In Sunday’s gospel reading, Jesus is just beginning his ministry in Galilee. The Gospel according to Mark, chapter 1, verses 14-15 reads: “Now after John was arrested, Jesus came to Galilee, proclaiming the good news of God, and saying ‘The time is fulfilled, and the kingdom of God has come near; repent, and believe in the good news.’”

The time is fulfilled. The Kingdom of God has come near.
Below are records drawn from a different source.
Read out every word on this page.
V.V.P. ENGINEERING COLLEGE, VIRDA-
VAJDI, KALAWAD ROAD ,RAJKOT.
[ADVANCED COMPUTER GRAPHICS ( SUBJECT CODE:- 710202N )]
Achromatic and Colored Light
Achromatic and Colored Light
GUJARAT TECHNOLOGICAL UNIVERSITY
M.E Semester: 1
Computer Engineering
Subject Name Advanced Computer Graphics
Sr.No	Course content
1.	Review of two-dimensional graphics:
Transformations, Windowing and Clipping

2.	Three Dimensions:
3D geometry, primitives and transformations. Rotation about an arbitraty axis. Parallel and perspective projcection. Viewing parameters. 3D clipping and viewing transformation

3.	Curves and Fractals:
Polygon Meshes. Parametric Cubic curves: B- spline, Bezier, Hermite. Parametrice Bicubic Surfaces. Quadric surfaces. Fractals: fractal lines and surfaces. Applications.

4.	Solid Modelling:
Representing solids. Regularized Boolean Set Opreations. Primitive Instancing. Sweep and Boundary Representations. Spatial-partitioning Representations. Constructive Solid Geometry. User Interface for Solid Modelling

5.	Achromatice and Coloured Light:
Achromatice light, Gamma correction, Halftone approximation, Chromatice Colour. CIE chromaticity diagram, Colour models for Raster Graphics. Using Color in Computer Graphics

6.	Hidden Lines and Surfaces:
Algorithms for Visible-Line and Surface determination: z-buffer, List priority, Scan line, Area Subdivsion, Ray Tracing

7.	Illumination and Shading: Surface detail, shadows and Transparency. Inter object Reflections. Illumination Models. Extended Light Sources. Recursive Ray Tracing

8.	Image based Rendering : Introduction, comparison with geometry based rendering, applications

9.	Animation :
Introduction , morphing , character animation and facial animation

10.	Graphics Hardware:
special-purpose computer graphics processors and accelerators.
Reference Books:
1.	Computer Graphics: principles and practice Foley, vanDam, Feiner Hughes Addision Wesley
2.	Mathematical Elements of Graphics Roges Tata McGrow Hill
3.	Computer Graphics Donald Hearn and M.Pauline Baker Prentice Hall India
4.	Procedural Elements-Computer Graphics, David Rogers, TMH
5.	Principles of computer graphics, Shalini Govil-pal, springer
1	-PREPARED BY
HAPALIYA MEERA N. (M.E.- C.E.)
In an age where eschatology has almost unequivocally come to be understood as something (terrifying, perhaps) that happens in the future or at the ‘end of time’ in the popular psyche (thanks in large part to literature like The Left Behind Series), the gospel writer records Jesus saying that “The Time” is both now (it is fulfilled) and it is near: It is both present and future, but not distant. God has done something that both fulfills the here-and-now and sets in motion an unstoppable coming and indwelling of the divine Kingdom. This “something” is God’s movement from utter transcendence and invisibility to physical, earthy, ordinary presence. Jesus’ very existence marks the presence of God with us, and his invitation to turn away (repent!) from brokenness to harmony with God and one another marks the nearness of God’s reign on earth. Jesus is, in effect, an instrument. He brings what feels so distant and wholly untouchable and unattainable into our realm, blessing our world in all its messiness and imperfection.

In many ways, it’s a lot easier to focus on the “big picture” than on the various colors and utensils used to create that picture, whether the big picture is ideology or the Kingdom of God. (And I’m not suggesting they are the same! Relax.) Both allow us to lay back a little, confident that our vision of perfection (or almost-perfection) is the right one, while not getting too tied-up in the details or having to defend the processes or behaviors we’ve adopted to realize those visions.  We do this because we know that our instruments suck. They have to be tuned and practiced until we scream, dusted and tuned again. Some even require us to dump the spit out during rehearsal. This may explain why many Americans ultimately trust the liberal diagnosis and vision of a more equitable society but find themselves ashamed or unwilling to defend the instrument that’s been doing the heaviest lifting in this department for over 70 years.

But the Gospel tells us that God blesses our instruments. This was revealed when God came to us as an instrument in Jesus Christ and beckoned us to use our instruments—our bodies, our tools, our minds, and our hearts—to not only name the hurt in our world but to work towards its demise, building and healing, feeding and transforming. God knows our instruments are imperfect. In the Presbyterian, Reformed tradition we even assert that Jesus himself was conditioned (and limited) by the socio-cultural presumptions of his time—Limited by his humanness! But God chose to be fully present in and through him anyway, revealing that wherever individuals and entire societies seriously seek to provide for the most vulnerable people and accept their lives as intricately woven in others, God is in the midst of them. Even in our dusty, out-of-tune instruments.